AI was used to automate repetitive, tedious tasks rather than generating content, said 87% of game developers who said they were using AI.
The study, conducted by Harris' polls, surveyed 615 game developers from the US, South Korea, Norway, Finland and Sweden between late June and early July.

Return on investment
Approximately 44% of developers said they used AI agents to optimize their content and quickly processed information such as text, audio, code, audio, video and more.
Agents were able to exercise autonomy and make decisions, a study that is an example of the increasingly popular use of AI.
Around 94 respondents said they hope that AI will reduce overall development costs over the long term, but a quarter of those acknowledged that it is difficult to measure the return on investment for AI investments.
The costs associated with technology integration are also high, the study said.
And of the many legal challenges regarding the use of copyrighted content to train AI systems, around 63% expressed concern about data ownership.

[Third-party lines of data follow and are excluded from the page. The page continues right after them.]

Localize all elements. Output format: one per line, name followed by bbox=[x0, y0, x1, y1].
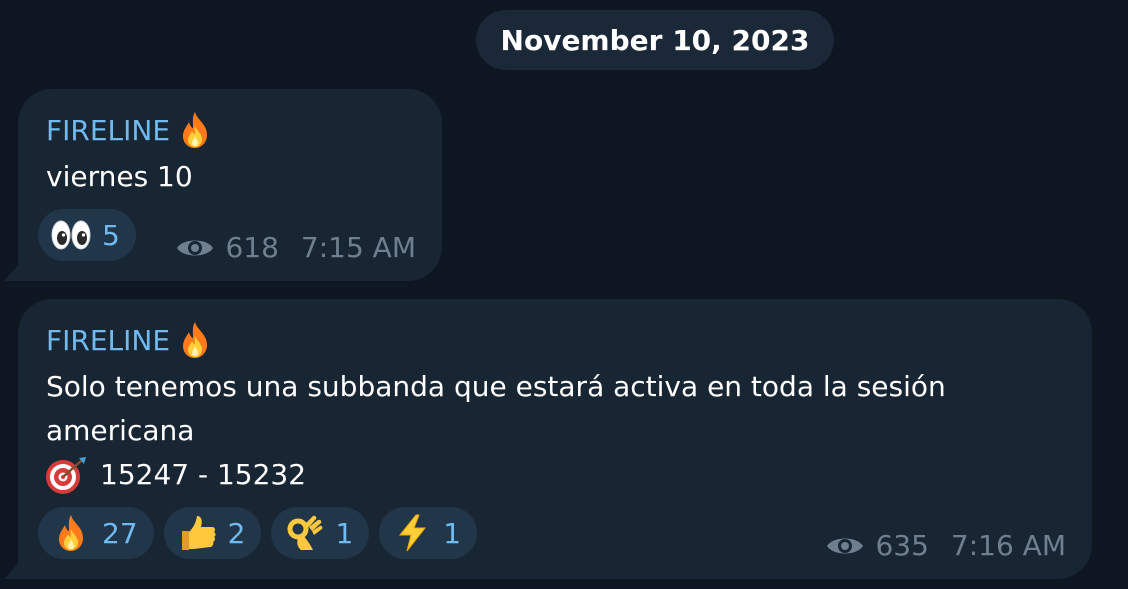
eye-icon bbox=[175, 235, 215, 261]
chat-view[interactable]: November 10, 2023 FIRELINE viernes 10 5 … bbox=[0, 0, 1128, 589]
message-bubble[interactable]: FIRELINE viernes 10 5 618 7:15 AM bbox=[18, 89, 442, 281]
eyes-emoji-icon bbox=[50, 216, 92, 254]
message-time: 7:16 AM bbox=[950, 529, 1066, 562]
ok-hand-emoji-icon bbox=[283, 514, 325, 552]
reaction-lightning[interactable]: 1 bbox=[379, 507, 478, 559]
eye-icon bbox=[825, 533, 865, 559]
reaction-eyes[interactable]: 5 bbox=[38, 209, 136, 261]
message-meta: 635 7:16 AM bbox=[825, 529, 1066, 562]
direct-hit-emoji-icon bbox=[46, 456, 88, 494]
message-bubble[interactable]: FIRELINE Solo tenemos una subbanda que e… bbox=[18, 299, 1092, 579]
reaction-fire[interactable]: 27 bbox=[38, 507, 154, 559]
reaction-ok-hand[interactable]: 1 bbox=[271, 507, 370, 559]
message-time: 7:15 AM bbox=[300, 231, 416, 264]
sender-name[interactable]: FIRELINE bbox=[46, 324, 170, 357]
sender-name[interactable]: FIRELINE bbox=[46, 114, 170, 147]
reactions-bar: 27 2 1 1 bbox=[38, 507, 478, 559]
message-text-line-2: americana bbox=[46, 414, 195, 447]
reaction-count: 1 bbox=[443, 516, 462, 550]
reactions-bar: 5 bbox=[38, 209, 136, 261]
views-count: 618 bbox=[225, 231, 279, 264]
reaction-count: 27 bbox=[102, 516, 138, 550]
date-separator: November 10, 2023 bbox=[476, 10, 834, 70]
sender-row[interactable]: FIRELINE bbox=[46, 321, 210, 359]
views-count: 635 bbox=[875, 529, 929, 562]
message-text: viernes 10 bbox=[46, 160, 193, 193]
target-line: 15247 - 15232 bbox=[46, 453, 306, 497]
fire-emoji-icon bbox=[50, 514, 92, 552]
reaction-count: 2 bbox=[227, 516, 246, 550]
lightning-emoji-icon bbox=[391, 514, 433, 552]
fire-emoji-icon bbox=[180, 111, 210, 149]
message-meta: 618 7:15 AM bbox=[175, 231, 416, 264]
thumbs-up-emoji-icon bbox=[176, 514, 218, 552]
sender-row[interactable]: FIRELINE bbox=[46, 111, 210, 149]
reaction-count: 1 bbox=[335, 516, 354, 550]
reaction-count: 5 bbox=[102, 218, 120, 252]
reaction-thumbs-up[interactable]: 2 bbox=[163, 507, 262, 559]
message-text-line-1: Solo tenemos una subbanda que estará act… bbox=[46, 370, 946, 403]
fire-emoji-icon bbox=[180, 321, 210, 359]
target-text: 15247 - 15232 bbox=[100, 458, 307, 491]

The use of AI in game development comes when studios are laid off thousands of developers despite the pressure to offer prominent titles.
Using AI to create gaming content is highly controversial, and Hollywood video game performers have faced issues with AI and payments last year.
Video game studios have fired thousands of staff, including the gaming business, as more than 10,000 staff were fired last year, and Microsoft alone has invested billions of dollars in AI infrastructure.
The company's aggressive promotion of AI attracted negative attention in July when Xbox producers suggested people who used people laid to help them deal with the emotional and practical effects of their situation.
AI Agent
The agent is being touted as the next frontier for AI, but a June Gartner survey found that 40% of such projects are likely to be cancelled within just two years due to rising costs and lower return on investment.
Many agent AI is driven by hype, and the majority of so-called AI agents are actually repackaging versions of existing products, such as chatbots.
Senior Director Anushree Verma said most of the current AI agent projects are early stage experiments or proof of concepts driven primarily by hype and often misused.
This could blind organizations to the real costs and complexity of deploying AI agents at scale and not completing projects, she said.
Gartner said in a poll earlier this year that 19% of organizations have invested heavily in AI agents, while another 42% have made conservative investments. Another 8% did nothing.
Almost a third, or 31% of respondents in that survey, said they were waiting to see how the technology has evolved.